The authors of this seminal work selected 270 individuals from three different continents of ancestry (Europe, Africa, and Asia). Two separate microarray technologies were used to estimate which regions of the genome displayed either gains or losses amongst individuals. It is important to note that these 270 individuals were thought to be broadly healthy — the differences in copy-number observed are believed to be naturally occurring, rather than resulting from a disease, such as cancer. Indeed, for 180 of these individuals are in parent-offspring triplets (two parents and one offspring, thus 60 separate families in total). In these cases, it was possible to eliminate artifacts and spontaneous changes from the analysis.

In total, this work identified 12% of the human genome as being copy-number polymorphic in 1,447 separate regions. Intriguingly, gaps in the standard assemblies of the human genome are particularly likely to be associated with copy-number variations. Genes associated with copy-number polymorphisms are particularly enriched for cell adhesion and smell-related genes and depleted for cell-signaling and cell-proliferation functions. In a separate study the authors employed copy-number analysis of families with autism-affected individuals to identify a copy-number variation associated with this disease (Szatmari et al., 2007), thereby demonstrating the applicability of copy-number variations to the study of disease states.

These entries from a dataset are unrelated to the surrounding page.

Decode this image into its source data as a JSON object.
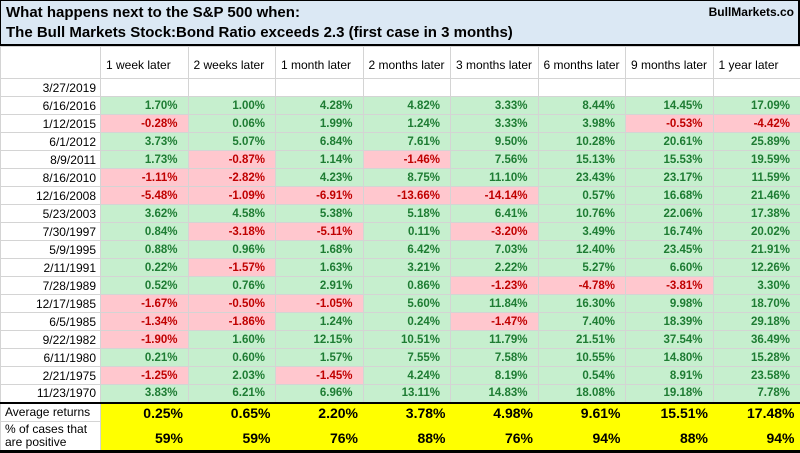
{
  "header": {
    "title_line1": "What happens next to the S&P 500 when:",
    "title_line2": "The Bull Markets Stock:Bond Ratio exceeds 2.3 (first case in 3 months)",
    "brand": "BullMarkets.co"
  },
  "colors": {
    "title_bg": "#dbe8f4",
    "grid_line": "#d4d4d4",
    "positive_bg": "#c6efce",
    "positive_text": "#1e7c33",
    "negative_bg": "#ffc7ce",
    "negative_text": "#c00000",
    "summary_bg": "#ffff00"
  },
  "table": {
    "column_headers": [
      "",
      "1 week later",
      "2 weeks later",
      "1 month later",
      "2 months later",
      "3 months later",
      "6 months later",
      "9 months later",
      "1 year later"
    ],
    "rows": [
      {
        "date": "3/27/2019",
        "values": [
          "",
          "",
          "",
          "",
          "",
          "",
          "",
          ""
        ]
      },
      {
        "date": "6/16/2016",
        "values": [
          "1.70%",
          "1.00%",
          "4.28%",
          "4.82%",
          "3.33%",
          "8.44%",
          "14.45%",
          "17.09%"
        ]
      },
      {
        "date": "1/12/2015",
        "values": [
          "-0.28%",
          "0.06%",
          "1.99%",
          "1.24%",
          "3.33%",
          "3.98%",
          "-0.53%",
          "-4.42%"
        ]
      },
      {
        "date": "6/1/2012",
        "values": [
          "3.73%",
          "5.07%",
          "6.84%",
          "7.61%",
          "9.50%",
          "10.28%",
          "20.61%",
          "25.89%"
        ]
      },
      {
        "date": "8/9/2011",
        "values": [
          "1.73%",
          "-0.87%",
          "1.14%",
          "-1.46%",
          "7.56%",
          "15.13%",
          "15.53%",
          "19.59%"
        ]
      },
      {
        "date": "8/16/2010",
        "values": [
          "-1.11%",
          "-2.82%",
          "4.23%",
          "8.75%",
          "11.10%",
          "23.43%",
          "23.17%",
          "11.59%"
        ]
      },
      {
        "date": "12/16/2008",
        "values": [
          "-5.48%",
          "-1.09%",
          "-6.91%",
          "-13.66%",
          "-14.14%",
          "0.57%",
          "16.68%",
          "21.46%"
        ]
      },
      {
        "date": "5/23/2003",
        "values": [
          "3.62%",
          "4.58%",
          "5.38%",
          "5.18%",
          "6.41%",
          "10.76%",
          "22.06%",
          "17.38%"
        ]
      },
      {
        "date": "7/30/1997",
        "values": [
          "0.84%",
          "-3.18%",
          "-5.11%",
          "0.11%",
          "-3.20%",
          "3.49%",
          "16.74%",
          "20.02%"
        ]
      },
      {
        "date": "5/9/1995",
        "values": [
          "0.88%",
          "0.96%",
          "1.68%",
          "6.42%",
          "7.03%",
          "12.40%",
          "23.45%",
          "21.91%"
        ]
      },
      {
        "date": "2/11/1991",
        "values": [
          "0.22%",
          "-1.57%",
          "1.63%",
          "3.21%",
          "2.22%",
          "5.27%",
          "6.60%",
          "12.26%"
        ]
      },
      {
        "date": "7/28/1989",
        "values": [
          "0.52%",
          "0.76%",
          "2.91%",
          "0.86%",
          "-1.23%",
          "-4.78%",
          "-3.81%",
          "3.30%"
        ]
      },
      {
        "date": "12/17/1985",
        "values": [
          "-1.67%",
          "-0.50%",
          "-1.05%",
          "5.60%",
          "11.84%",
          "16.30%",
          "9.98%",
          "18.70%"
        ]
      },
      {
        "date": "6/5/1985",
        "values": [
          "-1.34%",
          "-1.86%",
          "1.24%",
          "0.24%",
          "-1.47%",
          "7.40%",
          "18.39%",
          "29.18%"
        ]
      },
      {
        "date": "9/22/1982",
        "values": [
          "-1.90%",
          "1.60%",
          "12.15%",
          "10.51%",
          "11.79%",
          "21.51%",
          "37.54%",
          "36.49%"
        ]
      },
      {
        "date": "6/11/1980",
        "values": [
          "0.21%",
          "0.60%",
          "1.57%",
          "7.55%",
          "7.58%",
          "10.55%",
          "14.80%",
          "15.28%"
        ]
      },
      {
        "date": "2/21/1975",
        "values": [
          "-1.25%",
          "2.03%",
          "-1.45%",
          "4.24%",
          "8.19%",
          "0.54%",
          "8.91%",
          "23.58%"
        ]
      },
      {
        "date": "11/23/1970",
        "values": [
          "3.83%",
          "6.21%",
          "6.96%",
          "13.11%",
          "14.83%",
          "18.08%",
          "19.18%",
          "7.78%"
        ]
      }
    ]
  },
  "summary": {
    "average_label": "Average returns",
    "average_values": [
      "0.25%",
      "0.65%",
      "2.20%",
      "3.78%",
      "4.98%",
      "9.61%",
      "15.51%",
      "17.48%"
    ],
    "positive_label_line1": "% of cases that",
    "positive_label_line2": "are positive",
    "positive_values": [
      "59%",
      "59%",
      "76%",
      "88%",
      "76%",
      "94%",
      "88%",
      "94%"
    ]
  }
}
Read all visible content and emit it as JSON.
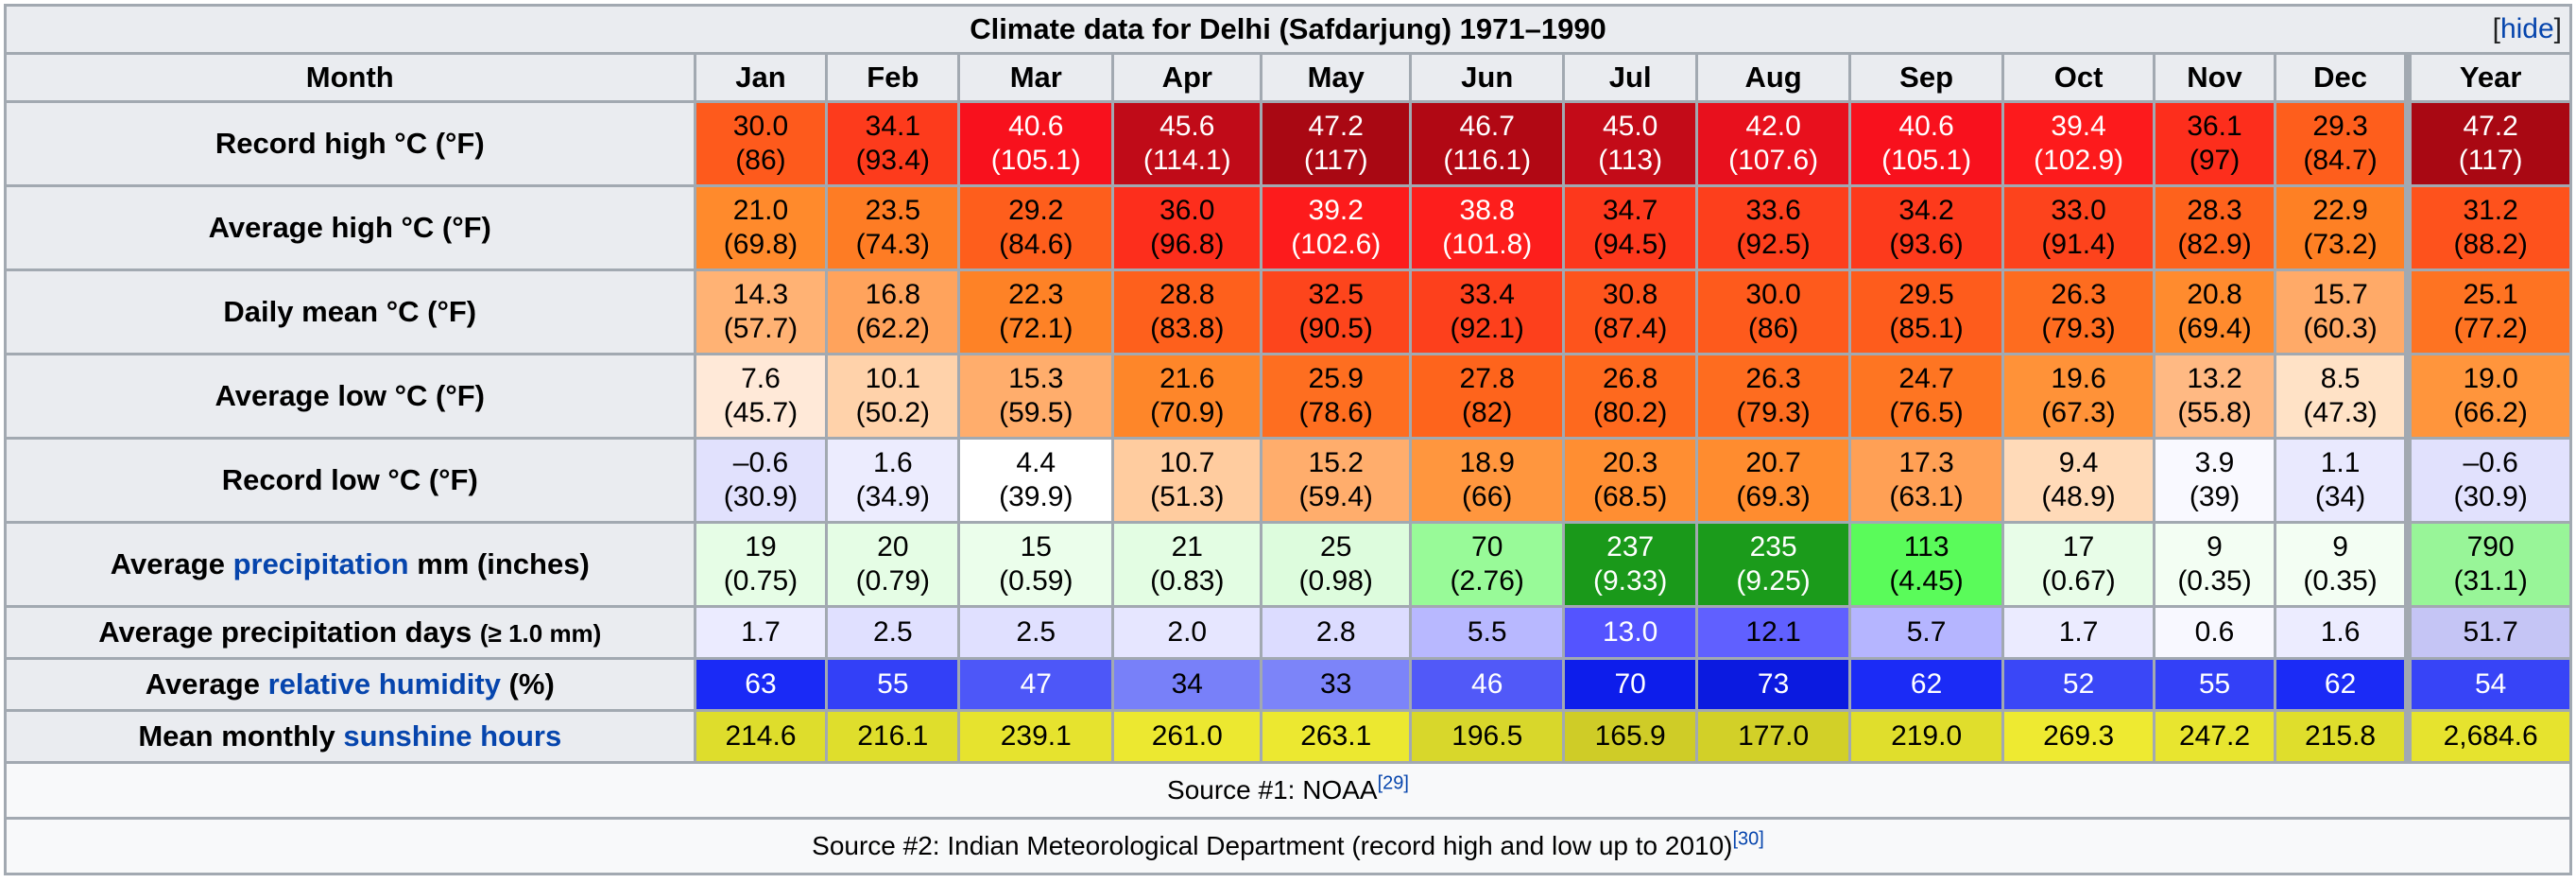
{
  "title": "Climate data for Delhi (Safdarjung) 1971–1990",
  "hide_link": {
    "open": "[",
    "label": "hide",
    "close": "]"
  },
  "header": {
    "month_label": "Month",
    "months": [
      "Jan",
      "Feb",
      "Mar",
      "Apr",
      "May",
      "Jun",
      "Jul",
      "Aug",
      "Sep",
      "Oct",
      "Nov",
      "Dec"
    ],
    "year_label": "Year"
  },
  "rows": [
    {
      "label_parts": [
        {
          "text": "Record high °C (°F)",
          "link": false
        }
      ],
      "cells": [
        {
          "c": "30.0",
          "f": "(86)",
          "bg": "#fe5a1c",
          "fg": "#000000"
        },
        {
          "c": "34.1",
          "f": "(93.4)",
          "bg": "#fd3b1c",
          "fg": "#000000"
        },
        {
          "c": "40.6",
          "f": "(105.1)",
          "bg": "#f8111d",
          "fg": "#ffffff"
        },
        {
          "c": "45.6",
          "f": "(114.1)",
          "bg": "#c00b18",
          "fg": "#ffffff"
        },
        {
          "c": "47.2",
          "f": "(117)",
          "bg": "#a90813",
          "fg": "#ffffff"
        },
        {
          "c": "46.7",
          "f": "(116.1)",
          "bg": "#b10814",
          "fg": "#ffffff"
        },
        {
          "c": "45.0",
          "f": "(113)",
          "bg": "#c30b18",
          "fg": "#ffffff"
        },
        {
          "c": "42.0",
          "f": "(107.6)",
          "bg": "#e8101d",
          "fg": "#ffffff"
        },
        {
          "c": "40.6",
          "f": "(105.1)",
          "bg": "#f8111d",
          "fg": "#ffffff"
        },
        {
          "c": "39.4",
          "f": "(102.9)",
          "bg": "#fd1a1c",
          "fg": "#ffffff"
        },
        {
          "c": "36.1",
          "f": "(97)",
          "bg": "#fd2e1c",
          "fg": "#000000"
        },
        {
          "c": "29.3",
          "f": "(84.7)",
          "bg": "#fe5e1c",
          "fg": "#000000"
        }
      ],
      "year": {
        "c": "47.2",
        "f": "(117)",
        "bg": "#a90813",
        "fg": "#ffffff"
      }
    },
    {
      "label_parts": [
        {
          "text": "Average high °C (°F)",
          "link": false
        }
      ],
      "cells": [
        {
          "c": "21.0",
          "f": "(69.8)",
          "bg": "#ff8a2c",
          "fg": "#000000"
        },
        {
          "c": "23.5",
          "f": "(74.3)",
          "bg": "#fe7c24",
          "fg": "#000000"
        },
        {
          "c": "29.2",
          "f": "(84.6)",
          "bg": "#fe5e1c",
          "fg": "#000000"
        },
        {
          "c": "36.0",
          "f": "(96.8)",
          "bg": "#fd2e1c",
          "fg": "#000000"
        },
        {
          "c": "39.2",
          "f": "(102.6)",
          "bg": "#fd1b1c",
          "fg": "#ffffff"
        },
        {
          "c": "38.8",
          "f": "(101.8)",
          "bg": "#fd1e1c",
          "fg": "#ffffff"
        },
        {
          "c": "34.7",
          "f": "(94.5)",
          "bg": "#fd381c",
          "fg": "#000000"
        },
        {
          "c": "33.6",
          "f": "(92.5)",
          "bg": "#fd3f1c",
          "fg": "#000000"
        },
        {
          "c": "34.2",
          "f": "(93.6)",
          "bg": "#fd3a1c",
          "fg": "#000000"
        },
        {
          "c": "33.0",
          "f": "(91.4)",
          "bg": "#fd431c",
          "fg": "#000000"
        },
        {
          "c": "28.3",
          "f": "(82.9)",
          "bg": "#fe621c",
          "fg": "#000000"
        },
        {
          "c": "22.9",
          "f": "(73.2)",
          "bg": "#fe8024",
          "fg": "#000000"
        }
      ],
      "year": {
        "c": "31.2",
        "f": "(88.2)",
        "bg": "#fe521c",
        "fg": "#000000"
      }
    },
    {
      "label_parts": [
        {
          "text": "Daily mean °C (°F)",
          "link": false
        }
      ],
      "cells": [
        {
          "c": "14.3",
          "f": "(57.7)",
          "bg": "#ffb274",
          "fg": "#000000"
        },
        {
          "c": "16.8",
          "f": "(62.2)",
          "bg": "#ffa35c",
          "fg": "#000000"
        },
        {
          "c": "22.3",
          "f": "(72.1)",
          "bg": "#fe8226",
          "fg": "#000000"
        },
        {
          "c": "28.8",
          "f": "(83.8)",
          "bg": "#fe601c",
          "fg": "#000000"
        },
        {
          "c": "32.5",
          "f": "(90.5)",
          "bg": "#fd451c",
          "fg": "#000000"
        },
        {
          "c": "33.4",
          "f": "(92.1)",
          "bg": "#fd401c",
          "fg": "#000000"
        },
        {
          "c": "30.8",
          "f": "(87.4)",
          "bg": "#fe541c",
          "fg": "#000000"
        },
        {
          "c": "30.0",
          "f": "(86)",
          "bg": "#fe5a1c",
          "fg": "#000000"
        },
        {
          "c": "29.5",
          "f": "(85.1)",
          "bg": "#fe5c1c",
          "fg": "#000000"
        },
        {
          "c": "26.3",
          "f": "(79.3)",
          "bg": "#fe6c1f",
          "fg": "#000000"
        },
        {
          "c": "20.8",
          "f": "(69.4)",
          "bg": "#ff8b2e",
          "fg": "#000000"
        },
        {
          "c": "15.7",
          "f": "(60.3)",
          "bg": "#ffaa68",
          "fg": "#000000"
        }
      ],
      "year": {
        "c": "25.1",
        "f": "(77.2)",
        "bg": "#fe7322",
        "fg": "#000000"
      }
    },
    {
      "label_parts": [
        {
          "text": "Average low °C (°F)",
          "link": false
        }
      ],
      "cells": [
        {
          "c": "7.6",
          "f": "(45.7)",
          "bg": "#ffe9d8",
          "fg": "#000000"
        },
        {
          "c": "10.1",
          "f": "(50.2)",
          "bg": "#ffd2aa",
          "fg": "#000000"
        },
        {
          "c": "15.3",
          "f": "(59.5)",
          "bg": "#ffad6c",
          "fg": "#000000"
        },
        {
          "c": "21.6",
          "f": "(70.9)",
          "bg": "#fe8629",
          "fg": "#000000"
        },
        {
          "c": "25.9",
          "f": "(78.6)",
          "bg": "#fe6e20",
          "fg": "#000000"
        },
        {
          "c": "27.8",
          "f": "(82)",
          "bg": "#fe641c",
          "fg": "#000000"
        },
        {
          "c": "26.8",
          "f": "(80.2)",
          "bg": "#fe691e",
          "fg": "#000000"
        },
        {
          "c": "26.3",
          "f": "(79.3)",
          "bg": "#fe6c1f",
          "fg": "#000000"
        },
        {
          "c": "24.7",
          "f": "(76.5)",
          "bg": "#fe7522",
          "fg": "#000000"
        },
        {
          "c": "19.6",
          "f": "(67.3)",
          "bg": "#ff9238",
          "fg": "#000000"
        },
        {
          "c": "13.2",
          "f": "(55.8)",
          "bg": "#ffb983",
          "fg": "#000000"
        },
        {
          "c": "8.5",
          "f": "(47.3)",
          "bg": "#ffe2c6",
          "fg": "#000000"
        }
      ],
      "year": {
        "c": "19.0",
        "f": "(66.2)",
        "bg": "#ff953c",
        "fg": "#000000"
      }
    },
    {
      "label_parts": [
        {
          "text": "Record low °C (°F)",
          "link": false
        }
      ],
      "cells": [
        {
          "c": "–0.6",
          "f": "(30.9)",
          "bg": "#e1e1fd",
          "fg": "#000000"
        },
        {
          "c": "1.6",
          "f": "(34.9)",
          "bg": "#ececfe",
          "fg": "#000000"
        },
        {
          "c": "4.4",
          "f": "(39.9)",
          "bg": "#ffffff",
          "fg": "#000000"
        },
        {
          "c": "10.7",
          "f": "(51.3)",
          "bg": "#ffcc9f",
          "fg": "#000000"
        },
        {
          "c": "15.2",
          "f": "(59.4)",
          "bg": "#ffad6c",
          "fg": "#000000"
        },
        {
          "c": "18.9",
          "f": "(66)",
          "bg": "#ff963e",
          "fg": "#000000"
        },
        {
          "c": "20.3",
          "f": "(68.5)",
          "bg": "#ff8e32",
          "fg": "#000000"
        },
        {
          "c": "20.7",
          "f": "(69.3)",
          "bg": "#ff8c2f",
          "fg": "#000000"
        },
        {
          "c": "17.3",
          "f": "(63.1)",
          "bg": "#ffa055",
          "fg": "#000000"
        },
        {
          "c": "9.4",
          "f": "(48.9)",
          "bg": "#ffdab8",
          "fg": "#000000"
        },
        {
          "c": "3.9",
          "f": "(39)",
          "bg": "#f9f9ff",
          "fg": "#000000"
        },
        {
          "c": "1.1",
          "f": "(34)",
          "bg": "#e9e9fe",
          "fg": "#000000"
        }
      ],
      "year": {
        "c": "–0.6",
        "f": "(30.9)",
        "bg": "#e1e1fd",
        "fg": "#000000"
      }
    },
    {
      "label_parts": [
        {
          "text": "Average ",
          "link": false
        },
        {
          "text": "precipitation",
          "link": true
        },
        {
          "text": " mm (inches)",
          "link": false
        }
      ],
      "cells": [
        {
          "c": "19",
          "f": "(0.75)",
          "bg": "#e6fde6",
          "fg": "#000000"
        },
        {
          "c": "20",
          "f": "(0.79)",
          "bg": "#e5fde5",
          "fg": "#000000"
        },
        {
          "c": "15",
          "f": "(0.59)",
          "bg": "#ebfeeb",
          "fg": "#000000"
        },
        {
          "c": "21",
          "f": "(0.83)",
          "bg": "#e3fde3",
          "fg": "#000000"
        },
        {
          "c": "25",
          "f": "(0.98)",
          "bg": "#ddfcdd",
          "fg": "#000000"
        },
        {
          "c": "70",
          "f": "(2.76)",
          "bg": "#98fa98",
          "fg": "#000000"
        },
        {
          "c": "237",
          "f": "(9.33)",
          "bg": "#1a991a",
          "fg": "#ffffff"
        },
        {
          "c": "235",
          "f": "(9.25)",
          "bg": "#1b9b1b",
          "fg": "#ffffff"
        },
        {
          "c": "113",
          "f": "(4.45)",
          "bg": "#5afb5a",
          "fg": "#000000"
        },
        {
          "c": "17",
          "f": "(0.67)",
          "bg": "#e8fde8",
          "fg": "#000000"
        },
        {
          "c": "9",
          "f": "(0.35)",
          "bg": "#f3fef3",
          "fg": "#000000"
        },
        {
          "c": "9",
          "f": "(0.35)",
          "bg": "#f3fef3",
          "fg": "#000000"
        }
      ],
      "year": {
        "c": "790",
        "f": "(31.1)",
        "bg": "#98f598",
        "fg": "#000000"
      }
    },
    {
      "label_parts": [
        {
          "text": "Average precipitation days ",
          "link": false
        },
        {
          "text": "(≥ 1.0 mm)",
          "link": false,
          "small": true
        }
      ],
      "single": true,
      "cells": [
        {
          "c": "1.7",
          "bg": "#ebebff",
          "fg": "#000000"
        },
        {
          "c": "2.5",
          "bg": "#e0e0ff",
          "fg": "#000000"
        },
        {
          "c": "2.5",
          "bg": "#e0e0ff",
          "fg": "#000000"
        },
        {
          "c": "2.0",
          "bg": "#e6e6ff",
          "fg": "#000000"
        },
        {
          "c": "2.8",
          "bg": "#dcdcff",
          "fg": "#000000"
        },
        {
          "c": "5.5",
          "bg": "#b8b8ff",
          "fg": "#000000"
        },
        {
          "c": "13.0",
          "bg": "#5454ff",
          "fg": "#ffffff"
        },
        {
          "c": "12.1",
          "bg": "#6060ff",
          "fg": "#000000"
        },
        {
          "c": "5.7",
          "bg": "#b5b5ff",
          "fg": "#000000"
        },
        {
          "c": "1.7",
          "bg": "#ebebff",
          "fg": "#000000"
        },
        {
          "c": "0.6",
          "bg": "#f8f8ff",
          "fg": "#000000"
        },
        {
          "c": "1.6",
          "bg": "#ececff",
          "fg": "#000000"
        }
      ],
      "year": {
        "c": "51.7",
        "bg": "#c5c5f5",
        "fg": "#000000"
      }
    },
    {
      "label_parts": [
        {
          "text": "Average ",
          "link": false
        },
        {
          "text": "relative humidity",
          "link": true
        },
        {
          "text": " (%)",
          "link": false
        }
      ],
      "single": true,
      "cells": [
        {
          "c": "63",
          "bg": "#1a2af6",
          "fg": "#ffffff"
        },
        {
          "c": "55",
          "bg": "#3340f7",
          "fg": "#ffffff"
        },
        {
          "c": "47",
          "bg": "#4d57f8",
          "fg": "#ffffff"
        },
        {
          "c": "34",
          "bg": "#7880f9",
          "fg": "#000000"
        },
        {
          "c": "33",
          "bg": "#7c84f9",
          "fg": "#000000"
        },
        {
          "c": "46",
          "bg": "#5159f8",
          "fg": "#ffffff"
        },
        {
          "c": "70",
          "bg": "#0d1deb",
          "fg": "#ffffff"
        },
        {
          "c": "73",
          "bg": "#0b1ae0",
          "fg": "#ffffff"
        },
        {
          "c": "62",
          "bg": "#1b2bf6",
          "fg": "#ffffff"
        },
        {
          "c": "52",
          "bg": "#3a47f7",
          "fg": "#ffffff"
        },
        {
          "c": "55",
          "bg": "#3340f7",
          "fg": "#ffffff"
        },
        {
          "c": "62",
          "bg": "#1b2bf6",
          "fg": "#ffffff"
        }
      ],
      "year": {
        "c": "54",
        "bg": "#3744f7",
        "fg": "#ffffff"
      }
    },
    {
      "label_parts": [
        {
          "text": "Mean monthly ",
          "link": false
        },
        {
          "text": "sunshine hours",
          "link": true
        }
      ],
      "single": true,
      "cells": [
        {
          "c": "214.6",
          "bg": "#dedd2c",
          "fg": "#000000"
        },
        {
          "c": "216.1",
          "bg": "#dfde2c",
          "fg": "#000000"
        },
        {
          "c": "239.1",
          "bg": "#e6e32e",
          "fg": "#000000"
        },
        {
          "c": "261.0",
          "bg": "#ece830",
          "fg": "#000000"
        },
        {
          "c": "263.1",
          "bg": "#ece830",
          "fg": "#000000"
        },
        {
          "c": "196.5",
          "bg": "#d8d72b",
          "fg": "#000000"
        },
        {
          "c": "165.9",
          "bg": "#cfcc27",
          "fg": "#000000"
        },
        {
          "c": "177.0",
          "bg": "#d2d028",
          "fg": "#000000"
        },
        {
          "c": "219.0",
          "bg": "#e0de2c",
          "fg": "#000000"
        },
        {
          "c": "269.3",
          "bg": "#eeea31",
          "fg": "#000000"
        },
        {
          "c": "247.2",
          "bg": "#e8e52f",
          "fg": "#000000"
        },
        {
          "c": "215.8",
          "bg": "#dfde2c",
          "fg": "#000000"
        }
      ],
      "year": {
        "c": "2,684.6",
        "bg": "#e6e32e",
        "fg": "#000000"
      }
    }
  ],
  "sources": [
    {
      "text": "Source #1: NOAA",
      "ref": "[29]"
    },
    {
      "text": "Source #2: Indian Meteorological Department (record high and low up to 2010)",
      "ref": "[30]"
    }
  ]
}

Microarrays have been an important method for understanding biology in a fast, high-throughput fashion. The applications described here represent clever ways in which microarrays can be used to answer diverse biological questions. I did not highlight any of the more common, yet still important, applications of microarrays. For example, microarrays have been extensively applied to the search for prognostic markers or biomarkers for disease states (Li et al., 2005; Raponi et al., 2006; Simon et al., 2003; van de Vijver et al., 2002; Wang et al., 2005), for studying the mechanism of a toxic or therapeutic compound (Rubins et al., 2004; Waring et al., 2001; Waring et al., 2002), and for assessing genome-wide transcription-factor binding (Andrau et al., 2006; Carroll et al., 2005; Kim et al., 2005; Odom et al., 2006; Phuc Le et al., 2005; Zhu et al., 2006). Similarly, I did not highlight the innovative work being undertaken in non-mammalian model-organisms.

The three examples chosen here — drug-discovery, evolution, and human diversity — indicate the diversity of microarray applications. But they also highlight a change in the way microarray experiments are conceived. Microarrays are not an end unto themselves, but a technology than can be used to address important open questions in all branches of biology.

As alluded to in the introduction, the future of microarray-based technologies may be in doubt with the advent of more powerful sequencing methods. It may soon be feasible to directly sequence cellular mRNA or DNA extracted from ChIP reactions. If this transpires, microarrays could easily be relegated to niche markets, like multi-species analysis for microbial detection. The first wave of papers exploiting this advanced sequencing technology show very promising results (Barski et al., 2007; Bhinge et al., 2007; Johnson et al., 2007; Robertson et al., 2007).

But the moral of this review, if reviews can be said to be moral, is that the technology is, in some sense, irrelevant. The questions addressed today with microarrays will remain important, even when they are later addressed with another, more powerful technology. The importance of understanding the foundations of our research tools, as outlined in part one of this series of reviews, is independent of the change and evolution of technologies. In short, the better we understand our tools, the better we can use them.